Por los datos que transmitía la Noótica, el esquema de Ángeles no estaba completo. Los urtianos necesitaban un mínimo de tres de estas legendarias criaturas para hacer funcionar su máquina, pero sólo habían logrado capturar a dos. La tercera había sido robada por un corsario aerobio («¡un vulgar corsario con un simple balandro de mala muerte!») en las proximidades de la Espingarda Púrpura.
Tan elemental descuido, tan imperdonable fallo de planificación ponía en peligro la totalidad del plan. Amparada por la lógica, la Noótica jamás había imaginado que la audacia de un humano fuese tan desmedida como para atacar el convoy que transportaba el huevo del Ángel. Ese fue su mayor error: subestimar la locura.
T en menos veinticinco y contando. Los Ángeles cantaban sus canciones de entropía, revoloteaban en la jaula como sueños encerrados en una caja de música.
Más radicales libres de información, enroscándose y rebullendo.
Como ser privilegiado (observador no culturalmente inercial), Charlemagne=Agnes había tenido acceso a los instantes de apertura que los Ángeles habían inducido en los portales: nanosegundos en que los túneles palpitaban entreabiertos, y los observadores podían disfrutar de brevísimas instantáneas del otro lado.
Había creído ver la burbuja madre, en tiempos y lugares a los que nunca podrían acceder. También tuvo destellos de otras burbujas, que a su vez encerraban mundos muy distintos, civilizaciones tan diferentes a la suya que ni siquiera sería capaz de entender como meras abstracciones.
Charlemagne=Agnes lloró, pues de la necedad de los seres que poblaban el suprauniverso se derivarían consecuencias terribles para todos. ¡Cuánto conocimiento se perdería, cuántos libros permanecerían sin ser leídos, cuántas lenguas sin ser aprendidas! Pues, ¿qué sentido tenían las imágenes que los urtianos percibieron al espiar esas otras burbujas situadas tan cerca, y a la vez tan lejos?
Hubo un momento, un fugaz parpadeo de gloria, en que uno de los habitantes de ese otro universo giró la cabeza, como si notase que alguien lo estaba observando, y lo miró a él.
Charlemagne no podía creerlo. Era el primer —y tal vez único— contacto que jamás habría entre los heraldos de ambas realidades. Se trataba de una muchacha, humana, de no más de veinticinco años, con una larga cabellera plateada y ojos negros, que lo miraba desde el puente de una nave de insólito diseño. Un habitáculo forrado con lo que parecía terciopelo, con un gato dormitando plácidamente sobre las consolas de control.

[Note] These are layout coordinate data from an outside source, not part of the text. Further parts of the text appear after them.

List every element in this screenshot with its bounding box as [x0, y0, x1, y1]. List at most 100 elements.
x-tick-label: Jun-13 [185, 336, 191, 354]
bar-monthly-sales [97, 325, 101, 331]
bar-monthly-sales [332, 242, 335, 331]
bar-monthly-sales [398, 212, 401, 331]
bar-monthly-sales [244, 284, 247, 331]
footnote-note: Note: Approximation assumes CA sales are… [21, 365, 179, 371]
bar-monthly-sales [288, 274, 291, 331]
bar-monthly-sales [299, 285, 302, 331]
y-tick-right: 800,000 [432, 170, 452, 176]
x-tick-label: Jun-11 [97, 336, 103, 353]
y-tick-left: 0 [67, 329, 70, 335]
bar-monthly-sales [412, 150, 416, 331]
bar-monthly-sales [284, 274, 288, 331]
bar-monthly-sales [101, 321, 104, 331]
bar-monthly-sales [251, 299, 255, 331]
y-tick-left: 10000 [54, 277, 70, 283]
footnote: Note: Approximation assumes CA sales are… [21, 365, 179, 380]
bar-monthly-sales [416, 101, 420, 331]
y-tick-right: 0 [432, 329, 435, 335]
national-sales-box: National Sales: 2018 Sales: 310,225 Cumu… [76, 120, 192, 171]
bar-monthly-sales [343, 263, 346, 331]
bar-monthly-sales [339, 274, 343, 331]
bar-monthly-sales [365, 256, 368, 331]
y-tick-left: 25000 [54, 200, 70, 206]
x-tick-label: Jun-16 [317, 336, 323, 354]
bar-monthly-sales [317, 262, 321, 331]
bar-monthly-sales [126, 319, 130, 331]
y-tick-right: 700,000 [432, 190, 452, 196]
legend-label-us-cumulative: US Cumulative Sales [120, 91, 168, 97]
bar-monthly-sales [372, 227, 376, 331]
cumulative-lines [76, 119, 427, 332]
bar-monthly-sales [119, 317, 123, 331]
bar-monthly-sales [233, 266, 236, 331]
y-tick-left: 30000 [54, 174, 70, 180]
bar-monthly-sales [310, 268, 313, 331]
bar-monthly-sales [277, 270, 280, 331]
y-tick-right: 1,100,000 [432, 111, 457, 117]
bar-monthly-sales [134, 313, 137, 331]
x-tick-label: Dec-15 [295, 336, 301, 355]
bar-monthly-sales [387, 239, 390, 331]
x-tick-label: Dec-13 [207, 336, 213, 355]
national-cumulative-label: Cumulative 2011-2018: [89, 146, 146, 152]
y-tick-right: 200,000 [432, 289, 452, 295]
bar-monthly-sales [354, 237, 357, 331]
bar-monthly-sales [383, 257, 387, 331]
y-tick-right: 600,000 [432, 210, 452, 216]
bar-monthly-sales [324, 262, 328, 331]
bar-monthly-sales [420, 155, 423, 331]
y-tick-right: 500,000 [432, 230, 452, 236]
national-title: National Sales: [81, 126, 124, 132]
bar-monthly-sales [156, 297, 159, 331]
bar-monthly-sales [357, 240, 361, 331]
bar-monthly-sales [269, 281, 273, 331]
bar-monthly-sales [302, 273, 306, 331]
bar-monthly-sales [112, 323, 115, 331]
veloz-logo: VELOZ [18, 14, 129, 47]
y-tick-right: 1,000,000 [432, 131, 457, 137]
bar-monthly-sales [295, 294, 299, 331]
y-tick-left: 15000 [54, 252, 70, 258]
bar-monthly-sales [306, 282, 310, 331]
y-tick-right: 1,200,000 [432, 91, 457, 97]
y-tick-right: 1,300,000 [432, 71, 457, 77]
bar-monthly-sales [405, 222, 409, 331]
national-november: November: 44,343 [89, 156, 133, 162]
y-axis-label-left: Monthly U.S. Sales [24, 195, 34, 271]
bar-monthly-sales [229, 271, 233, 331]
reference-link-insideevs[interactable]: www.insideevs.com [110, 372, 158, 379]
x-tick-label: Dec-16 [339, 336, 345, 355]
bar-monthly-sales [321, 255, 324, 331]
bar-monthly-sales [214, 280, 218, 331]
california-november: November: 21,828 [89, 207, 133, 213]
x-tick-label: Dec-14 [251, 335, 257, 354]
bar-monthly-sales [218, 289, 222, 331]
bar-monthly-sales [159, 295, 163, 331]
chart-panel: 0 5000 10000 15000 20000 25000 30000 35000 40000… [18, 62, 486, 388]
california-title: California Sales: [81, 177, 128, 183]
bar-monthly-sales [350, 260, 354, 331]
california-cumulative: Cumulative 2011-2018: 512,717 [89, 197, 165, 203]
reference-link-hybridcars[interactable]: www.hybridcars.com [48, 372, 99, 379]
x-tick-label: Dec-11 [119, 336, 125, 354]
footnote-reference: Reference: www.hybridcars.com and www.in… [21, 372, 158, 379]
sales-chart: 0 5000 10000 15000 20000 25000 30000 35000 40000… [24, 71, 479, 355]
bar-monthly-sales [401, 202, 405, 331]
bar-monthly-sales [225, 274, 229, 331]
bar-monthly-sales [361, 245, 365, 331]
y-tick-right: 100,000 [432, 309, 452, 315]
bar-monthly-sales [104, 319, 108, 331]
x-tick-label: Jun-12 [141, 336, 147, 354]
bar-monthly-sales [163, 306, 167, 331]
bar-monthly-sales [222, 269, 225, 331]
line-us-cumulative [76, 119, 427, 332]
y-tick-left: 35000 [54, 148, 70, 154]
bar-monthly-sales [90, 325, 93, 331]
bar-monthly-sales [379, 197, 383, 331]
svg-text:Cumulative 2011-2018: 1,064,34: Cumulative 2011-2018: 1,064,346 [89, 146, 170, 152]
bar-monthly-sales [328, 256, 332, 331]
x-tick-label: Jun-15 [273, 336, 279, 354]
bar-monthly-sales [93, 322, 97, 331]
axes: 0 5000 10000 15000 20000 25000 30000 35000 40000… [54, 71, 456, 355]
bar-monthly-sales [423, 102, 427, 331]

La imagen se extinguió tan súbitamente como había aparecido. Charlemagne=Agnes dio gracias a los dioses por la locura que protegía su mente, pues ninguna criatura cuerda podía ser testigo de semejantes maravillas sin fallecer. Esa locura constituiría su defensa en el increíble viaje que estaba a punto de emprender. Desde que la Noótica le había permitido recordar que una vez tuvo un cuerpo físico, y que ese cuerpo fue el de un simio desnudo, había dado gracias infinidad de veces por el gran paso adelante en la evolución de su propia forma de vida, que le habían hecho como regalo de bienvenida al colectivo.
Ahora, les devolvería el favor. Iba a ejercer de nuncio en la migración masiva de inteligencias entre dos universos completamente desiguales. ¡Él, un antiguo psiquiatra aerobio de triste futuro que habitaba en una ciudad ya arrasada por su sol!
El camino prometía ser, muy, muy largo, y sobre todo, difícil. Pero si había una senda hasta el paraíso, por estrecha que fuese, él pensaba encontrarla.